Strategic AI Infrastructure: Balancing Cost, Performance, and Governance

Enterprise infrastructure leaders are facing a critical strategic question: where should artificial intelligence (AI) run? This isn’t just an architectural decision; it impacts cost, risk, performance, data sovereignty, and competitive advantage.

Datacom experts—Matt Neil (Director – Data Centres), Mike Walls (Director – Cloud), and Daniel Bowbyes (Associate Director – Strategy)—share insights on designing right-sized AI infrastructure. They emphasize that AI isn’t a one-time deployment but rather a distributed capability requiring ongoing strategic decisions.

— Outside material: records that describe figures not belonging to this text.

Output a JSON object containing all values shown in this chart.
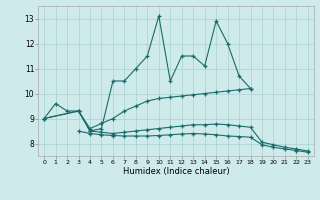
{
  "xlabel": "Humidex (Indice chaleur)",
  "background_color": "#ceeaea",
  "grid_color": "#b0d4d4",
  "line_color": "#1a6b6b",
  "xlim": [
    -0.5,
    23.5
  ],
  "ylim": [
    7.5,
    13.5
  ],
  "xticks": [
    0,
    1,
    2,
    3,
    4,
    5,
    6,
    7,
    8,
    9,
    10,
    11,
    12,
    13,
    14,
    15,
    16,
    17,
    18,
    19,
    20,
    21,
    22,
    23
  ],
  "yticks": [
    8,
    9,
    10,
    11,
    12,
    13
  ],
  "line1_x": [
    0,
    1,
    2,
    3,
    4,
    5,
    6,
    7,
    8,
    9,
    10,
    11,
    12,
    13,
    14,
    15,
    16,
    17,
    18
  ],
  "line1_y": [
    9.0,
    9.6,
    9.3,
    9.3,
    8.5,
    8.6,
    10.5,
    10.5,
    11.0,
    11.5,
    13.1,
    10.5,
    11.5,
    11.5,
    11.1,
    12.9,
    12.0,
    10.7,
    10.2
  ],
  "line2_x": [
    0,
    3,
    4,
    5,
    6,
    7,
    8,
    9,
    10,
    11,
    12,
    13,
    14,
    15,
    16,
    17,
    18
  ],
  "line2_y": [
    9.0,
    9.3,
    8.6,
    8.8,
    9.0,
    9.3,
    9.5,
    9.7,
    9.8,
    9.85,
    9.9,
    9.95,
    10.0,
    10.05,
    10.1,
    10.15,
    10.2
  ],
  "line3_x": [
    0,
    3,
    4,
    5,
    6,
    7,
    8,
    9,
    10,
    11,
    12,
    13,
    14,
    15,
    16,
    17,
    18,
    19,
    20,
    21,
    22,
    23
  ],
  "line3_y": [
    9.0,
    9.3,
    8.5,
    8.45,
    8.4,
    8.45,
    8.5,
    8.55,
    8.6,
    8.65,
    8.7,
    8.75,
    8.75,
    8.78,
    8.75,
    8.7,
    8.65,
    8.05,
    7.95,
    7.85,
    7.78,
    7.7
  ],
  "line4_x": [
    3,
    4,
    5,
    6,
    7,
    8,
    9,
    10,
    11,
    12,
    13,
    14,
    15,
    16,
    17,
    18,
    19,
    20,
    21,
    22,
    23
  ],
  "line4_y": [
    8.5,
    8.4,
    8.35,
    8.32,
    8.3,
    8.3,
    8.3,
    8.32,
    8.35,
    8.38,
    8.4,
    8.38,
    8.35,
    8.3,
    8.28,
    8.25,
    7.95,
    7.85,
    7.78,
    7.72,
    7.65
  ]
}
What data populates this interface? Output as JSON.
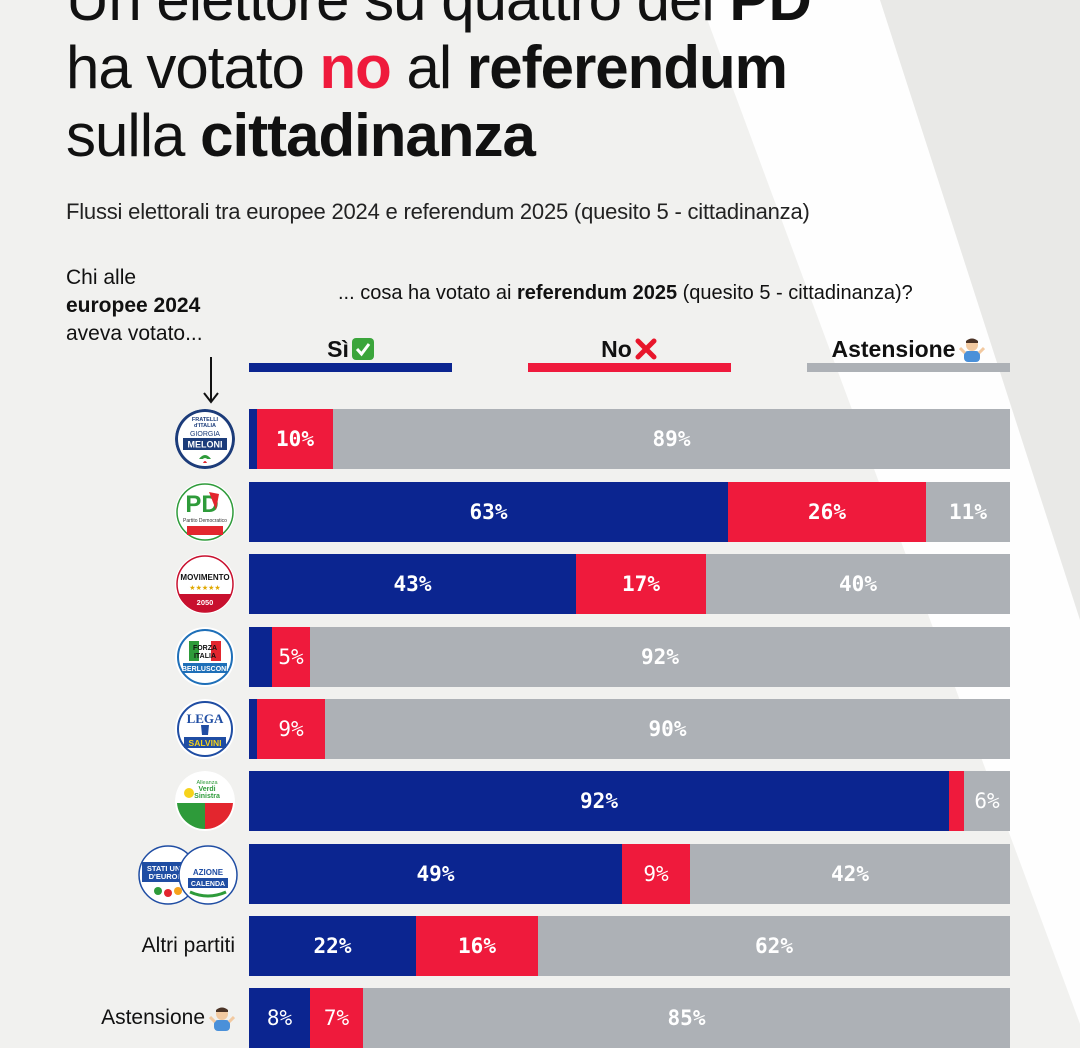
{
  "headline": {
    "line1": {
      "pre": "Un elettore su quattro del ",
      "bold": "PD"
    },
    "line2": {
      "pre": "ha votato ",
      "red": "no",
      "mid": " al ",
      "bold": "referendum"
    },
    "line3": {
      "pre": "sulla ",
      "bold": "cittadinanza"
    }
  },
  "subtitle": "Flussi elettorali tra europee 2024 e referendum 2025 (quesito 5 - cittadinanza)",
  "left_hint": {
    "line1": "Chi alle",
    "line2": "europee 2024",
    "line3": "aveva votato..."
  },
  "question": {
    "pre": "... cosa ha votato ai ",
    "bold": "referendum 2025",
    "post": " (quesito 5 - cittadinanza)?"
  },
  "colors": {
    "si": "#0b2590",
    "no": "#ef1a3c",
    "astensione": "#adb1b6",
    "background": "#f1f1ef"
  },
  "chart_data": {
    "type": "bar",
    "orientation": "horizontal",
    "stacked": true,
    "title": "Un elettore su quattro del PD ha votato no al referendum sulla cittadinanza",
    "subtitle": "Flussi elettorali tra europee 2024 e referendum 2025 (quesito 5 - cittadinanza)",
    "legend_position": "top",
    "series": [
      {
        "name": "Sì",
        "icon": "check-icon",
        "color": "#0b2590"
      },
      {
        "name": "No",
        "icon": "cross-icon",
        "color": "#ef1a3c"
      },
      {
        "name": "Astensione",
        "icon": "shrug-icon",
        "color": "#adb1b6"
      }
    ],
    "xlim": [
      0,
      100
    ],
    "unit": "%",
    "rows": [
      {
        "key": "fdi",
        "logo": "fratelli-d-italia-logo",
        "logo_text": {
          "a": "FRATELLI",
          "b": "d'ITALIA",
          "c": "GIORGIA",
          "d": "MELONI"
        },
        "values": [
          1,
          10,
          89
        ],
        "labels": [
          "",
          "10%",
          "89%"
        ]
      },
      {
        "key": "pd",
        "logo": "partito-democratico-logo",
        "logo_text": {
          "a": "PD",
          "b": "Partito Democratico"
        },
        "values": [
          63,
          26,
          11
        ],
        "labels": [
          "63%",
          "26%",
          "11%"
        ]
      },
      {
        "key": "m5s",
        "logo": "movimento-5-stelle-logo",
        "logo_text": {
          "a": "MOVIMENTO",
          "b": "★★★★★",
          "c": "2050"
        },
        "values": [
          43,
          17,
          40
        ],
        "labels": [
          "43%",
          "17%",
          "40%"
        ]
      },
      {
        "key": "fi",
        "logo": "forza-italia-logo",
        "logo_text": {
          "a": "FORZA",
          "b": "ITALIA",
          "c": "BERLUSCONI"
        },
        "values": [
          3,
          5,
          92
        ],
        "labels": [
          "",
          "5%",
          "92%"
        ]
      },
      {
        "key": "lega",
        "logo": "lega-logo",
        "logo_text": {
          "a": "LEGA",
          "b": "SALVINI"
        },
        "values": [
          1,
          9,
          90
        ],
        "labels": [
          "",
          "9%",
          "90%"
        ]
      },
      {
        "key": "avs",
        "logo": "alleanza-verdi-sinistra-logo",
        "logo_text": {
          "a": "Alleanza",
          "b": "Verdi",
          "c": "Sinistra"
        },
        "values": [
          92,
          2,
          6
        ],
        "labels": [
          "92%",
          "",
          "6%"
        ]
      },
      {
        "key": "centro",
        "logo": "stati-uniti-europa-azione-logo",
        "logo_text": {
          "a": "STATI UNITI",
          "b": "D'EUROPA",
          "c": "AZIONE",
          "d": "CALENDA"
        },
        "values": [
          49,
          9,
          42
        ],
        "labels": [
          "49%",
          "9%",
          "42%"
        ]
      },
      {
        "key": "altri",
        "text": "Altri partiti",
        "values": [
          22,
          16,
          62
        ],
        "labels": [
          "22%",
          "16%",
          "62%"
        ]
      },
      {
        "key": "astensione",
        "text": "Astensione",
        "values": [
          8,
          7,
          85
        ],
        "labels": [
          "8%",
          "7%",
          "85%"
        ]
      }
    ]
  }
}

The Strategic Shift in AI Infrastructure

AI workloads demand more from infrastructure than traditional IT applications. High-density GPU environments can require 50–100 kW of power per rack, pushing facilities beyond standard capabilities. Without purpose-built data centres with advanced cooling, organizations increase operational and resilience risks.

The choice between on-premise, colocation, private cloud, or public cloud impacts:

  • Unit cost
  • Scalability
  • Resilience
  • Time to value
  • Control over critical workloads

Moreover, different AI functions—training, inference, generative AI—have varying requirements for architecture, connectivity, storage, and latency.

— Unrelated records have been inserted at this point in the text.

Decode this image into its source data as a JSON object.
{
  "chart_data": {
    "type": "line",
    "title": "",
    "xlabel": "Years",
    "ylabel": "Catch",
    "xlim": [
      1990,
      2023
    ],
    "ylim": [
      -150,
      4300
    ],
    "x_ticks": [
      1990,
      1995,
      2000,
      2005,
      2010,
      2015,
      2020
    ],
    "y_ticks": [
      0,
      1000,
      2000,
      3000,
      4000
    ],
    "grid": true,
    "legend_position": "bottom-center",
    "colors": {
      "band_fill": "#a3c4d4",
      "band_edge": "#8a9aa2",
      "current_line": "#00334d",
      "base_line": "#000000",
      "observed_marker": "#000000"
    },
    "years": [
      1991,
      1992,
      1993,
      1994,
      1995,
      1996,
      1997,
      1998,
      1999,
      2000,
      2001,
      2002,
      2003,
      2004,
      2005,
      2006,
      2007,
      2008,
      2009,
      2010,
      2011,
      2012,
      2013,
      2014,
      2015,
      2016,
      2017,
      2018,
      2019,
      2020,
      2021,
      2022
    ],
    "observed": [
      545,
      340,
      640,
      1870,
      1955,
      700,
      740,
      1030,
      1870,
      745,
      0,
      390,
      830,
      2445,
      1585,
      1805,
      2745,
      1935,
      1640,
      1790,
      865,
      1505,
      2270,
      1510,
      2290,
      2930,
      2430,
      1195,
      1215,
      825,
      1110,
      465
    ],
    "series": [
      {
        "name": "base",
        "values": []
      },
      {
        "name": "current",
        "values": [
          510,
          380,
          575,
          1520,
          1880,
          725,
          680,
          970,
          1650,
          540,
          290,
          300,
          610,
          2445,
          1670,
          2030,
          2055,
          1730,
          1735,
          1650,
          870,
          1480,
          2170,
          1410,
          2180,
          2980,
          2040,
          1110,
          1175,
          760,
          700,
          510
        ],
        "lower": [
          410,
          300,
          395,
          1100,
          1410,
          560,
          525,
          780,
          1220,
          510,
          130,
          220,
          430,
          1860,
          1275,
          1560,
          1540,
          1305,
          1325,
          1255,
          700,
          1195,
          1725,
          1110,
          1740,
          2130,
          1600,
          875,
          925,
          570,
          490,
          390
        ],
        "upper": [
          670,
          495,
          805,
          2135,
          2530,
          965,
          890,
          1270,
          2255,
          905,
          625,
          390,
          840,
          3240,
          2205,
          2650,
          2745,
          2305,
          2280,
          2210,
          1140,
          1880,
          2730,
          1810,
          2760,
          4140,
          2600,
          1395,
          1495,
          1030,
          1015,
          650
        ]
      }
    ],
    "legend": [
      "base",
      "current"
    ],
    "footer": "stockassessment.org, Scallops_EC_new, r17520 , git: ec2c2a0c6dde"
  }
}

Key Considerations for Infrastructure Leaders

When deciding where AI should run, organizations must weigh:

  • Location of data and core systems
  • Data sovereignty and residency regulations
  • Intellectual property protection needs
  • Physical hosting capacity (power & cooling)
  • Latency/performance requirements
  • Vendor lock-in risks
  • Cost vs. value trade-offs (inference economics)

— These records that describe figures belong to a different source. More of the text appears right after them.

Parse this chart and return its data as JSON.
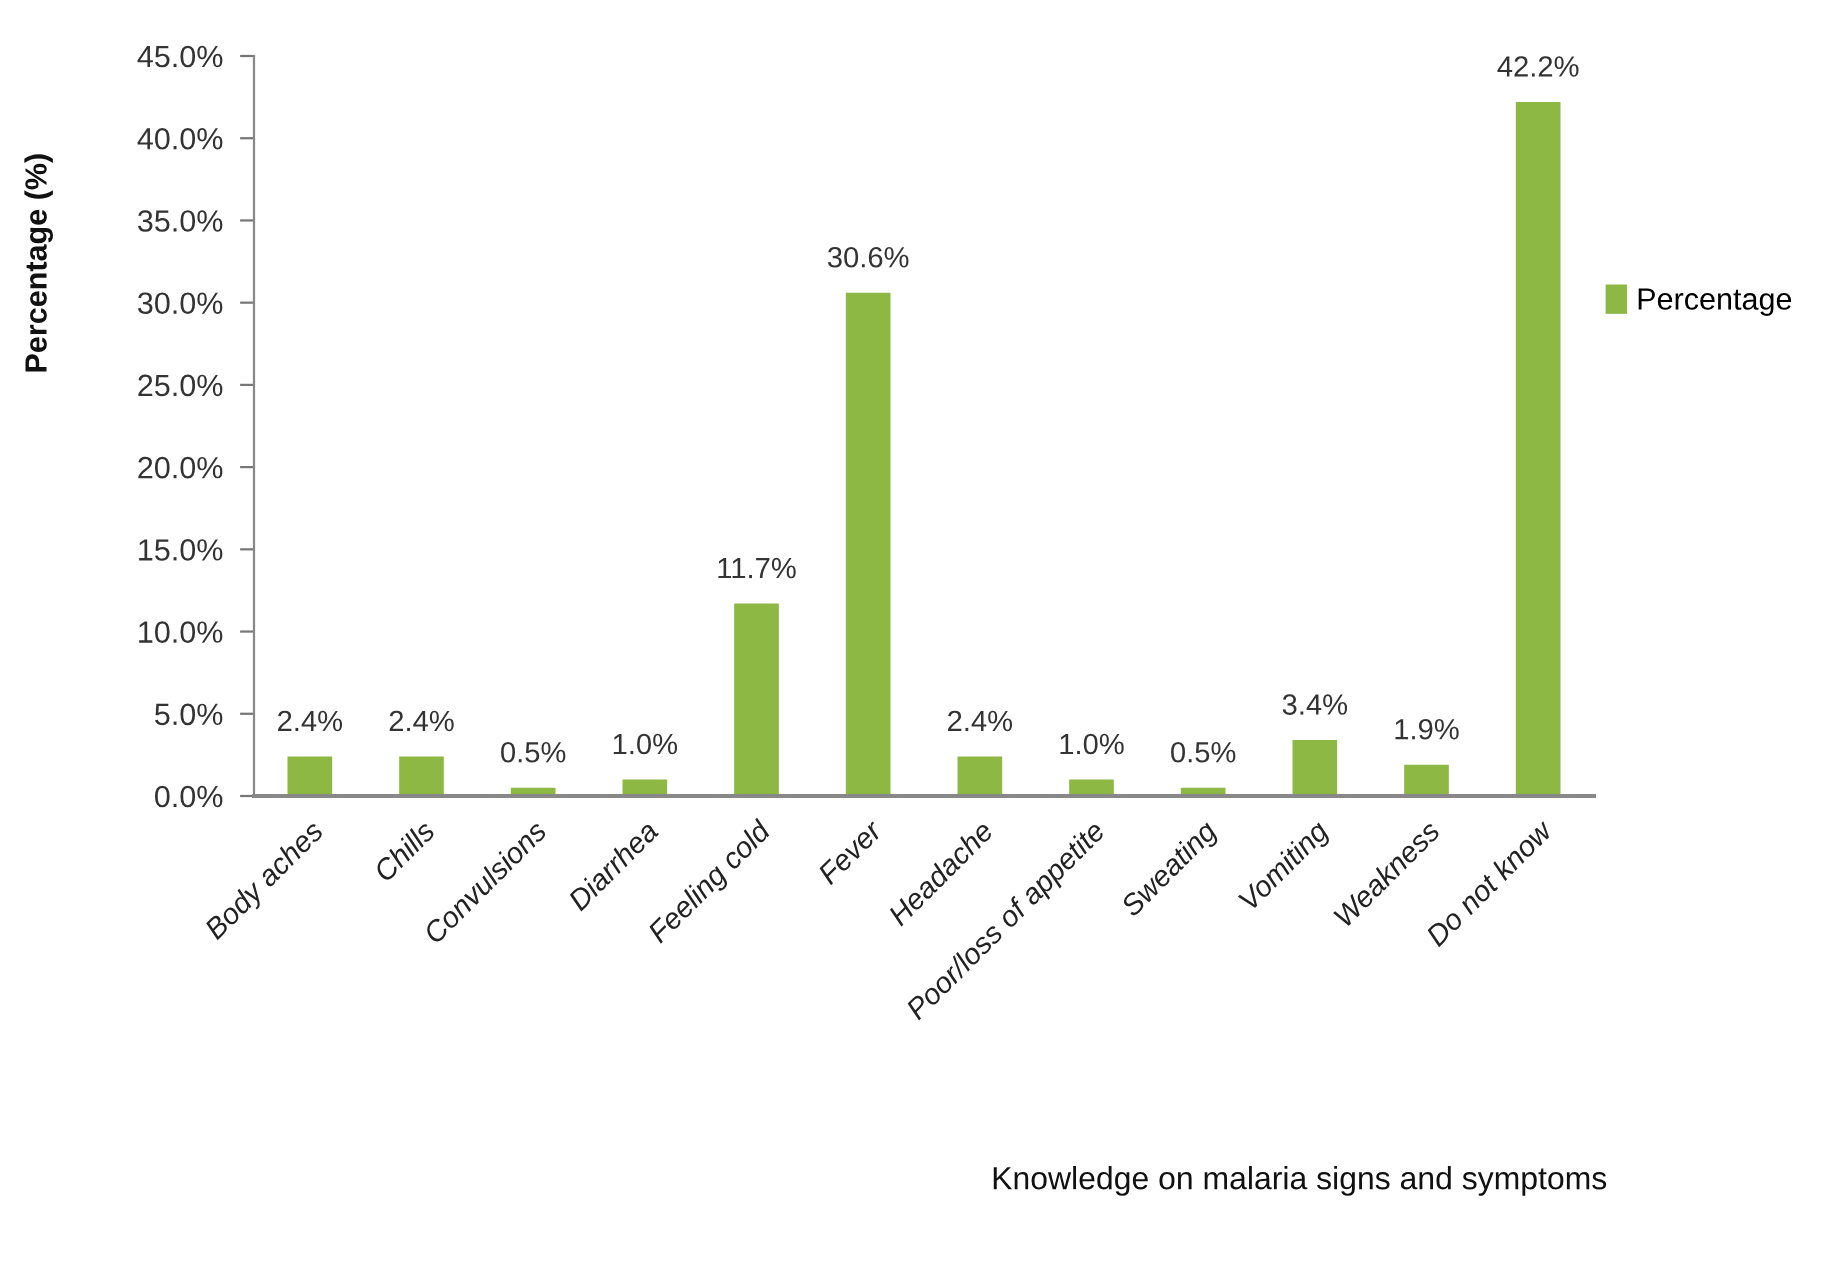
{
  "chart_data": {
    "type": "bar",
    "xlabel": "Knowledge on malaria signs and symptoms",
    "ylabel": "Percentage (%)",
    "categories": [
      "Body aches",
      "Chills",
      "Convulsions",
      "Diarrhea",
      "Feeling cold",
      "Fever",
      "Headache",
      "Poor/loss of appetite",
      "Sweating",
      "Vomiting",
      "Weakness",
      "Do not know"
    ],
    "series": [
      {
        "name": "Percentage",
        "color": "#8db843",
        "values": [
          2.4,
          2.4,
          0.5,
          1.0,
          11.7,
          30.6,
          2.4,
          1.0,
          0.5,
          3.4,
          1.9,
          42.2
        ],
        "value_labels": [
          "2.4%",
          "2.4%",
          "0.5%",
          "1.0%",
          "11.7%",
          "30.6%",
          "2.4%",
          "1.0%",
          "0.5%",
          "3.4%",
          "1.9%",
          "42.2%"
        ]
      }
    ],
    "ylim": [
      0,
      45
    ],
    "yticks": [
      {
        "value": 0,
        "label": "0.0%"
      },
      {
        "value": 5,
        "label": "5.0%"
      },
      {
        "value": 10,
        "label": "10.0%"
      },
      {
        "value": 15,
        "label": "15.0%"
      },
      {
        "value": 20,
        "label": "20.0%"
      },
      {
        "value": 25,
        "label": "25.0%"
      },
      {
        "value": 30,
        "label": "30.0%"
      },
      {
        "value": 35,
        "label": "35.0%"
      },
      {
        "value": 40,
        "label": "40.0%"
      },
      {
        "value": 45,
        "label": "45.0%"
      }
    ],
    "grid": false,
    "legend": "right"
  }
}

Right-Sizing AI Infrastructure

Instead of a one-size-fits-all approach, the right solution aligns infrastructure with specific use cases and organizational maturity.

For example:

  • High-performance training might benefit from on-premise or private cloud
  • Real-time inference applications require low latency
  • Data sovereignty concerns may favor local deployments

Datacom’s approach involves mapping AI activities to the optimal environment based on technical, governance, and business considerations.

As AI becomes embedded in core processes and customer experiences, organizations need confidence that data, models, and outcomes remain secure, compliant, and aligned with their strategic goals.